We look at five trends that publishers should expect from social publishing in 2016.
With so much changing in the media landscape, and so quickly, what’s should social media editors and publishers generally focus on in 2016?
From talking to NewsWhip clients and analysing the data on our blog, here are five moves of note that we think will have a significant impact on newsrooms and publishers this year.
1) More Live and Vertical Video
January 2016 marks the 12 month anniversary of the launch of Snapchat Discover.
Celebrity accounts seem to be having no difficulty in racking up enormous viewer figures, and some partners are seeing huge growth in their daily views.
Snapchat Discover has managed to showcase the potential of vertical video for mobile users. We’re already seeing huge engagement with square videos on Facebook and Instagram, from a mobile viewership that don’t want to turn their phones. The next step will be immersive, vertical-first video clips that can be watched on any platform. In 2014, ‘portrait mode’ was a term of derision. Now, ‘vertical video’ is to the forefront of the minds of editors looking to reach mobile users.
As Sky News’ Head of Social Media, Richard Evans, told us last month; “the sooner vertical videos can be published to all platforms the better for everyone.”
At the same time, the potential for live video is now huge. Facebook Mentions makes it easy for publishers to stream live to their audience. NowThis used the feature to stream reactions to Republican debates, while BBC Sport have seen success in using it to promote their flagship Match of the Day programme. Watch this (vertical) space.
2) Instagram Comes Into Its Own As a Content Platform
Instagram has been around for a while, but its potential as a content distribution platform is still coming to fruition.
BBC Sport’s Ian Singleton told us that their Instagram profile is growing at a rate that’s outstripping many of their other social profiles.

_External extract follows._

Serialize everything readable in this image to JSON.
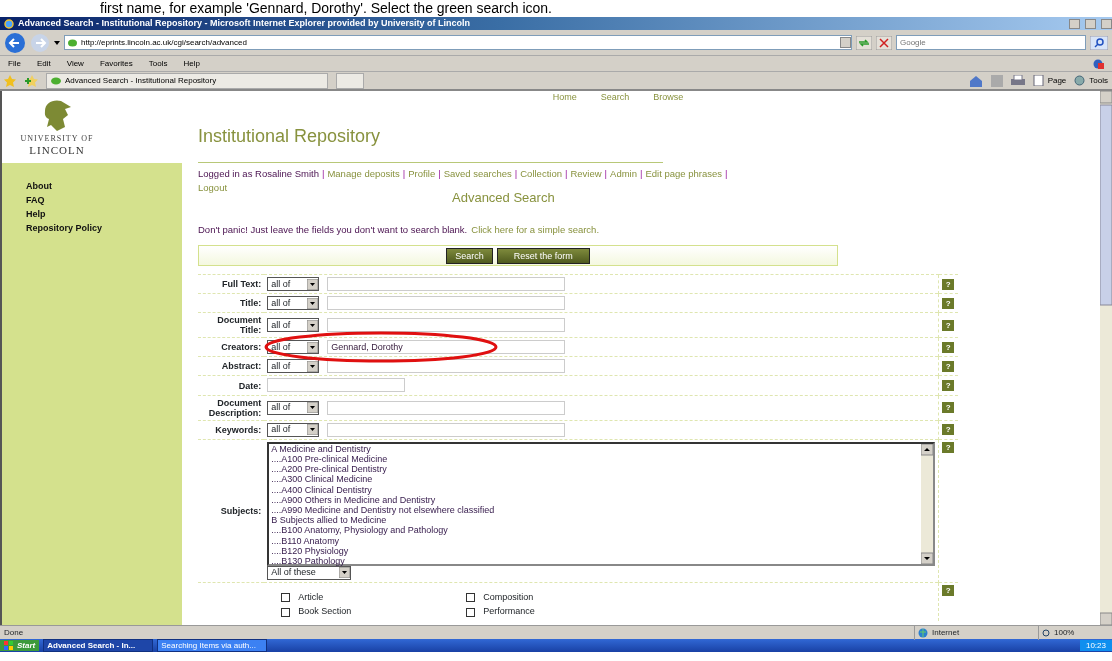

“There seems to be an audience shift happening there and I expect to see publishers becoming more sophisticated on there.”
The popularity of the platform is now a big deal. The user numbers are huge, and still growing. Of course, publishers will question the returns from a platform that doesn’t send referrals, so creating content that works meaningfully for the publisher requires a different mindset.
Yet Spike’s Instagram feature shows the enormous engagement levels around content on the platform. Harnessing that engagement is something that publishers should double down on this year.
3) Instant Messaging Apps Become More Usable
This one mightn’t come as all that much of a surprise.
WhatsApp now has over 900 million monthly users. Other services like Line, WeChat and Telegram are growing fast. Reaching the very active users of these platforms with relevant content is of undoubted interest to all savvy digital publishers.
Many are already using the likes of WhatsApp to send very targeted news updates, but the difficulties involved in efficient distribution has slowed mass adoption so far.
But the potential is huge, particularly given that some of the heaviest users of these apps fall into categories that many publishers currently struggle to reach. As a recent Tow Center report on chat apps noted, “Messaging apps offer strong opportunities to engage new or difficult-to-reach demographics.”
Perhaps 2016 will see the launch of effective CMSs on messaging apps, which would make publishers’ lives far easier.
4) Speed-First Consumers Set the Agenda
Although we’ve been talking about native distribution for a while, its effects on media distribution have definitely yet to be fully realised.
Instant Articles for Android only went live just before Christmas, while many of the 300+ publishers that have already signed up for the feature.
Meanwhile, Google’s AMP project should be live by next month, speeding up how people access news through the search engine. By the end of the year, the use of these (and possibly other) instant services should be ubiquitous.
Although it remains to be seen how fast these changes impact consumption habits, publishers can probably expect that they will lead to different expectations from their readers. One thing’s for sure – badly optimised mobile sites are unlikely to be popular in 2016.
5) Less Is More on the Content Front
It’s official: the attention economy is in crisis.
At NewsWhip, we see this in some of the average engagement rates recorded by big media outlets every month – a huge volume of stories that get minimal interest. Meanwhile, the stories that do well are increasingly the ones that readers see the value in reading and sharing.
Publishers will need to be more choosy in what is worth spending time on. That’s where social signal tech comes in useful.
As our CEO, Paul Quigley, wrote on this blog;
“(Social signals) keep newsrooms relevant. Editors still enjoy a great deal of agenda setting power, but they no longer exist in a vacuum. They must hit the stories that have the world talking or they become irrelevant.”
“Some people sneer at the term “trending” but “trending” actually describes an incredible thing: real time knowledge about what humans are interested in. It’s information we’ve simply never had before in human history, and we’re currently massively underestimating it. This real time connection can speed up and sharpen up any newsroom, and revolutionize the audience relationship.”
NewsWhip’s clients analyse our social data to figure out what’s worth putting resources into, and how to improve what they’re already doing. Increased use of smart social analytics is surely to be a huge force in publishers’ efforts to stay relevant in the attention war.